Beşiktaş’ın dünyaca ünlü iki yıldızı Quaresma ve Guti tarafından Sinan Engin’e verilen cevaplar arasında “çete” esprisi öne çıktı, Süper Lig’in ikinci yarısı için “tekme” mesajları kaynadı.
Şimdi biz bu iki futbolcunun Dünya Futbolu hakkında bilgisine, tecrübesine, kariyerine inanıyor muyuz?
Evet...
Herhalde evet.
O zaman Türkiye’de gördükleri “futbol farkının” da altını çizmek, dikkate almak, tartışmak zorundayız değil mi?
Ne diyor Guti:
“Türkiye ligi çok zor ve sert bir lig”.
Quaresma:
“Futbolun içinde sertlikler var. Rakipler de kendi takımları için savaşıyorlar. Bir oluyor, iki oluyor sakin kalıyorsunuz, ancak üçüncüden sonra sinirlenebiliyorsunuz”.

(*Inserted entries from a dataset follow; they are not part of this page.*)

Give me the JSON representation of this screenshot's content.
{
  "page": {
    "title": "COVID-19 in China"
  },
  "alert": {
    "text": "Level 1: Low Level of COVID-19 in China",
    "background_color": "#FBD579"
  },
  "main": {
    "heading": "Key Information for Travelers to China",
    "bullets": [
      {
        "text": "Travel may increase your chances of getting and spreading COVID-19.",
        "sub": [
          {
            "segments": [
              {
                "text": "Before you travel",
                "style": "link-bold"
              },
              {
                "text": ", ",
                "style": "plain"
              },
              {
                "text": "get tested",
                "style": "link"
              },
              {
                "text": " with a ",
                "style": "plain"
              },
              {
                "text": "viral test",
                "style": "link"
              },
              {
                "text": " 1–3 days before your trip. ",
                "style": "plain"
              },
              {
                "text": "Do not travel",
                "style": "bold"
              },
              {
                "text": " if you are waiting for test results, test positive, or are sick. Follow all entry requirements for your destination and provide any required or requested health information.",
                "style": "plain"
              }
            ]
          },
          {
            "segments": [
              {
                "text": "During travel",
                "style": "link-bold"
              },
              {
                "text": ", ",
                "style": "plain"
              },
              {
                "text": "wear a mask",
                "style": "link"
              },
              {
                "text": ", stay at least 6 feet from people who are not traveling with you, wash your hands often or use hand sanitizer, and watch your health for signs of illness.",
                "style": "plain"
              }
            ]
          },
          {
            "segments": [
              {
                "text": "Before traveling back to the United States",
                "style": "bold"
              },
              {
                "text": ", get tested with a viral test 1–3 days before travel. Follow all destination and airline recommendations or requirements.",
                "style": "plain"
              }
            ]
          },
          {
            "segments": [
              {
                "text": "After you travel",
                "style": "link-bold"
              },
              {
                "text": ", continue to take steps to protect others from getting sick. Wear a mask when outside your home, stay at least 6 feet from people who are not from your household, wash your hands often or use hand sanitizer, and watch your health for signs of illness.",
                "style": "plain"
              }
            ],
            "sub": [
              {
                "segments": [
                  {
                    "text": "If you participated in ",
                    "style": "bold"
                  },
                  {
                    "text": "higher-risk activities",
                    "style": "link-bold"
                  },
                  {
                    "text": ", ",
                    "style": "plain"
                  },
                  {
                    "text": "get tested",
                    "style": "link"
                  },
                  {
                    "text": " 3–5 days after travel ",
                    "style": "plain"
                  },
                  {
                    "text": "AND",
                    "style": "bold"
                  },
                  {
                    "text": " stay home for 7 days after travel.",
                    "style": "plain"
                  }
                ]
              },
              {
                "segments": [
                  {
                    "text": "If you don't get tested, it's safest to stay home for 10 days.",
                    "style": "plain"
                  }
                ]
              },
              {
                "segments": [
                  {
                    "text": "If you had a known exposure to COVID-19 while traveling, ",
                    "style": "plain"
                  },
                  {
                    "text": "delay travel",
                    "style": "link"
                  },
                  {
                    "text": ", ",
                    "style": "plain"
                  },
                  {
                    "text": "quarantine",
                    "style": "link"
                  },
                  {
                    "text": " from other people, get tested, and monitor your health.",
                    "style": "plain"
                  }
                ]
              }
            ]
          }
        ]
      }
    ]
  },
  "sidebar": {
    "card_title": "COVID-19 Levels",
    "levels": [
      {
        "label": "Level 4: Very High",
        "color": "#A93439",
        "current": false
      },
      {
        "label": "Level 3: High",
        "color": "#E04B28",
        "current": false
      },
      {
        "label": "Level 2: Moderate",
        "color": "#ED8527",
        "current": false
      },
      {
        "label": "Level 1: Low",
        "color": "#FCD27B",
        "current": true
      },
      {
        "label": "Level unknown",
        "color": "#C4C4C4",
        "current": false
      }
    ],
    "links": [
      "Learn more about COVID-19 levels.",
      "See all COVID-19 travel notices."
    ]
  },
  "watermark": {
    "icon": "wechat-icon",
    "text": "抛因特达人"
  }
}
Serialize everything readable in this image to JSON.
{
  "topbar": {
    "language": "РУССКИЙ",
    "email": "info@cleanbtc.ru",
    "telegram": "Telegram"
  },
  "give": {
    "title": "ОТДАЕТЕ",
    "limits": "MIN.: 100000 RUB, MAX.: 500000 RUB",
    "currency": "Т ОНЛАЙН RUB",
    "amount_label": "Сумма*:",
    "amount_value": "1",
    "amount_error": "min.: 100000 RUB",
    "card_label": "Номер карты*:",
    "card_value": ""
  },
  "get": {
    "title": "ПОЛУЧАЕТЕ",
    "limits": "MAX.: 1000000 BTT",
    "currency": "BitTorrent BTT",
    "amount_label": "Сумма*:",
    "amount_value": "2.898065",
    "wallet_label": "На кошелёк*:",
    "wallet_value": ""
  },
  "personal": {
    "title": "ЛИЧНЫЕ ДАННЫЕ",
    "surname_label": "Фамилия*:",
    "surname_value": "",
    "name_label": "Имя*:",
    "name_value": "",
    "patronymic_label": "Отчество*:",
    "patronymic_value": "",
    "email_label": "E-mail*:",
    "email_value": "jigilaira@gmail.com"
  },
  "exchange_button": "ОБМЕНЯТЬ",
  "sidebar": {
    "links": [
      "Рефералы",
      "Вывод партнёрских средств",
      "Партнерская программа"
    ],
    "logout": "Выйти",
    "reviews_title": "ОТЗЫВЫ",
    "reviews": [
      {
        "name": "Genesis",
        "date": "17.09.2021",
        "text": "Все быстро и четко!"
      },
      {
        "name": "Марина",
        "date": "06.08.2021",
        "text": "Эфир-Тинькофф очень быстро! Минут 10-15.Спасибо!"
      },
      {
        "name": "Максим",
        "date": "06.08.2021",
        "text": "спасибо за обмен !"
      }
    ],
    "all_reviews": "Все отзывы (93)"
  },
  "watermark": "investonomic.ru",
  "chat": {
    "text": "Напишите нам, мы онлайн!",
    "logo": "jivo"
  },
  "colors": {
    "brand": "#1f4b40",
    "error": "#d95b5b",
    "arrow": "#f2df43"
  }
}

Yani (amiyane tabiri ile) Guti bir yerinin kırılmasından korkuyor, Quaresma birine kafa göz girmekten.
Haklılar mı?
Sonuna kadar...
Süper Ligimiz’de bu kadar büyük “gelir farkları” olan takımların “başa baş” mücadele etmesinin en önemli nedenlerinden biri, parası az olanın sertliği. Yıldırıp durdurma meselesi. Veya Guti ile Quaresma’da olduğu gibi “tırstırma”...
Aradaki fark hırsla kapanmak zorundaysa, yöntem kaçınılmaz.
Peki kim dengeleyecek?
Çaresi, Hakemler...
MHK...
Bir iki uyarı, “Sertliğe taviz yok” türünden bir iki demeç... Yağmasan bile gürle!
Siz duydunuz mu?
Süper Lig’de bildiğimiz tüm dengeler değişirken hakemlerin olduğu gibi kalması doğaya aykırıdır ve umarım ligin ikinci yarısı sahadan sedye değil önlem çıkar.
Baba dostuymuş!
Islıklı Arena protestosu hakkında her fikir sahibi, rahmetli Özhan Canaydın’ın hatırasına sarfedilen incitici cümleleri aldı, “tepkinin tetikleyicisi” olarak toplum psikolojisi açıklamasının en başına yazdı.
En son dün... Bizim Spor Sayfaları’nda...
Bir tarafta Uğur Meleke kardeşim, bir başka sayfada ben.
Lakin ikimizin arasında bir “haber” vardı!
Galatasaray Başkanı rahmetli Özhan Canaydın’ın oğlu Murat Canaydın, babasını hayırla yad etmeyen Toki Başkanı’na arka çıkmaktaydı:
“Erdoğan Bayraktar her şeyden önce bizim aile dostumuzdur. Babamın ölümünden kısa bir süre önce cebinden kalemini çıkarıp Erdoğan Bayraktar’a vermiştir ve ‘Bunu taşı beni hatırlarsın” demiştir”.
Pes yani...
Keşke Özhan abi, sevgili oğluna da bir kalem verseydi.
Hayır. Baba oğul arasındaki bağdan asla şüphem olamaz. Benim anlamadığım, bu iş hayatı ve ilişkiler ne menem bir şeydir ki, dostları ölümden sonra ayırır, evlatlara babaları yerine (eski) baba dostlarına arka çıktırır.